A more decorative and some might say more traditional choice is the timber shed. For the broadest range of choices and to ensure expert advice, seek out a company such as Cedar Shed that manufactures and installs garden sheds on a daily basis. As the company name suggests, its sheds are made of cedar. Cedar Shed offers a wide array of sheds ranging in size from the 2.5-metre-wide Belgrave, which has a skillion (flat) roof, to the 3.8-metre-wide Macedon Deluxe, which has a gable roof pitch and can also be used as workshop.
Cedar is considered a good choice for outdoor structures, as it is naturally resistant to insect attack and rotting. Another option is treated pine or, for a rustic look, you could design and build your own shed using weather-hardened recycled timber.
If your little ones want a home away from home, a cubby is the way to go. Placed in a shady corner of the garden, a cubby provides years of enjoyment for young children and their friends. As with cabins and sheds, cubbies can be as simple or as elaborate as taste, space and budget permits. At the more elaborate end of the spectrum are cubbies with verandahs, sliding windows and a design that replicates the look of an actual house. Colonial and ranch-style designs are popular and you have the choice of having a cubby that is constructed at ground level or elevated.
You can also find cubbies that have optional extras, such as play equipment that can be attached to the building. You could, for example, get an elevated cubby with a sandpit underneath, a slide coming down from the verandah and a swing set or climbing frame to one side. For a cubby of this height and size, however, you might need council permission.
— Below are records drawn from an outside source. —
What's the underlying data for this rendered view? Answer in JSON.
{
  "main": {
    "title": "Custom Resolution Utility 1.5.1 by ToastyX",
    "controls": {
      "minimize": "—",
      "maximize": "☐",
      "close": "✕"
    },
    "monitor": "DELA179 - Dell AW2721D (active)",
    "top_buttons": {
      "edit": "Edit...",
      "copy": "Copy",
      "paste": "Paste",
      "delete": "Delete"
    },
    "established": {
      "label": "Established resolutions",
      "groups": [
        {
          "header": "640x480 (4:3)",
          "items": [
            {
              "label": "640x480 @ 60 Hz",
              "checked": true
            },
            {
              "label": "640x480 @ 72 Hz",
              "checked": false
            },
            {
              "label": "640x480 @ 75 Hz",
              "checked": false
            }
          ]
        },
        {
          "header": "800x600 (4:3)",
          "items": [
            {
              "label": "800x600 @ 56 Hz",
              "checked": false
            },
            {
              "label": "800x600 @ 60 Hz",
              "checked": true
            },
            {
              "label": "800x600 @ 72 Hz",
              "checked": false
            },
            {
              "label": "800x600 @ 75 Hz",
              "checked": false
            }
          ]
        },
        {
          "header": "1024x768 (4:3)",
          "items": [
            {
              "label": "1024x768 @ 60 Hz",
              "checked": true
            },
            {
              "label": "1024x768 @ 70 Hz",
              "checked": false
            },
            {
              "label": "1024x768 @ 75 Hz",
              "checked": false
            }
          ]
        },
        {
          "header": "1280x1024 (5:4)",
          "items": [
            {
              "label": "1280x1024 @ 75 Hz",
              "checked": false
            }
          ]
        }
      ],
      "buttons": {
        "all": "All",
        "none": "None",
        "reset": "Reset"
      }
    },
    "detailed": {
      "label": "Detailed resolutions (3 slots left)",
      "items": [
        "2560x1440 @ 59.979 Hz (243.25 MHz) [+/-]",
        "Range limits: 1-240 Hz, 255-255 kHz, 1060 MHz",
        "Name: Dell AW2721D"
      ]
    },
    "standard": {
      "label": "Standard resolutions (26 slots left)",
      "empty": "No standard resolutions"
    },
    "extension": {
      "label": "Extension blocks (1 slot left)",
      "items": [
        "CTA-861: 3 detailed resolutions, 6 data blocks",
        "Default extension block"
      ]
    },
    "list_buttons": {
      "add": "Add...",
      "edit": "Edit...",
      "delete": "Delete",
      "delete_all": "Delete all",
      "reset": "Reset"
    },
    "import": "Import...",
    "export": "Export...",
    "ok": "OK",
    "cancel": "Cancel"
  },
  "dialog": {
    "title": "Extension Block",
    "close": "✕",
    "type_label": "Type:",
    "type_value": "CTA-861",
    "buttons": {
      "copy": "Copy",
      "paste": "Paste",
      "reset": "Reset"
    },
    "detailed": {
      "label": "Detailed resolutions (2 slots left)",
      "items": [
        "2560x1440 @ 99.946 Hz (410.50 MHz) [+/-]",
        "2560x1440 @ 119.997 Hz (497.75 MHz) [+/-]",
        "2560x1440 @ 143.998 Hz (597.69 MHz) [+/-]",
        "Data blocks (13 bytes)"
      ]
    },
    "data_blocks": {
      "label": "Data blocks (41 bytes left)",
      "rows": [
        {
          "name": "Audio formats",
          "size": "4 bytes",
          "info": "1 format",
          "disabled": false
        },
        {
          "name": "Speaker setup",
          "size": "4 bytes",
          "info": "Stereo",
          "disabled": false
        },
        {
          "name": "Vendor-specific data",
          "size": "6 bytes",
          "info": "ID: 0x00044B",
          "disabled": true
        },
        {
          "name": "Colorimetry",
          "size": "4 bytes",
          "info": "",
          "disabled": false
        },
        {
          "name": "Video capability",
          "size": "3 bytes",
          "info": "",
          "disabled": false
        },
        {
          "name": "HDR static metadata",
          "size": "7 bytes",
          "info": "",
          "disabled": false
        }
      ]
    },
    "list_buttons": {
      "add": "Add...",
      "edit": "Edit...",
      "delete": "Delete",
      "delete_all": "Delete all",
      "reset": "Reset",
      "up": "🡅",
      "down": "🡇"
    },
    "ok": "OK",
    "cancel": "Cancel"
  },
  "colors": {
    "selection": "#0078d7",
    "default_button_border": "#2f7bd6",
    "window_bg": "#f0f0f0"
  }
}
Some local councils will allow you to build a cubby without a building permit if it conforms to certain guidelines. Such guidelines might include a maximum size and height, a prescribed distance from a title boundary, the exclusion of reflective building materials and the proviso that the cubby has no openings that overlook a neighbouring property. If the structure doesn’t meet your council’s particular guidelines, you will need to apply for a permit — or modify the structure.
When contemplating any outdoor structure, a good starting point is to contact your local council and see whether planning permission will be required. Regulations vary from council to council, so while permission probably won’t be needed for something small and discreet, it probably will be for a gazebo, pergola, cabana, workshop and larger sheds and cubby houses.
It pays to check this out before committing yourself to anything, as an outdoor structure is a significant investment and you don’t want to find that you have to pull it down or make expensive modifications if you’ve breached council regulations. Information will be readily available by calling your council or visiting its website.
Something else to consider, especially for outdoor structures that will be used for entertaining or as workshops or studios, is the provision of services. You will require lighting and, depending on your needs, power points, taps and the like. Making provision for electrical cabling and plumbing is something that needs to be planned for at the earliest stage. Again, seek professional advice to ensure you get these important elements right and everything is up to code.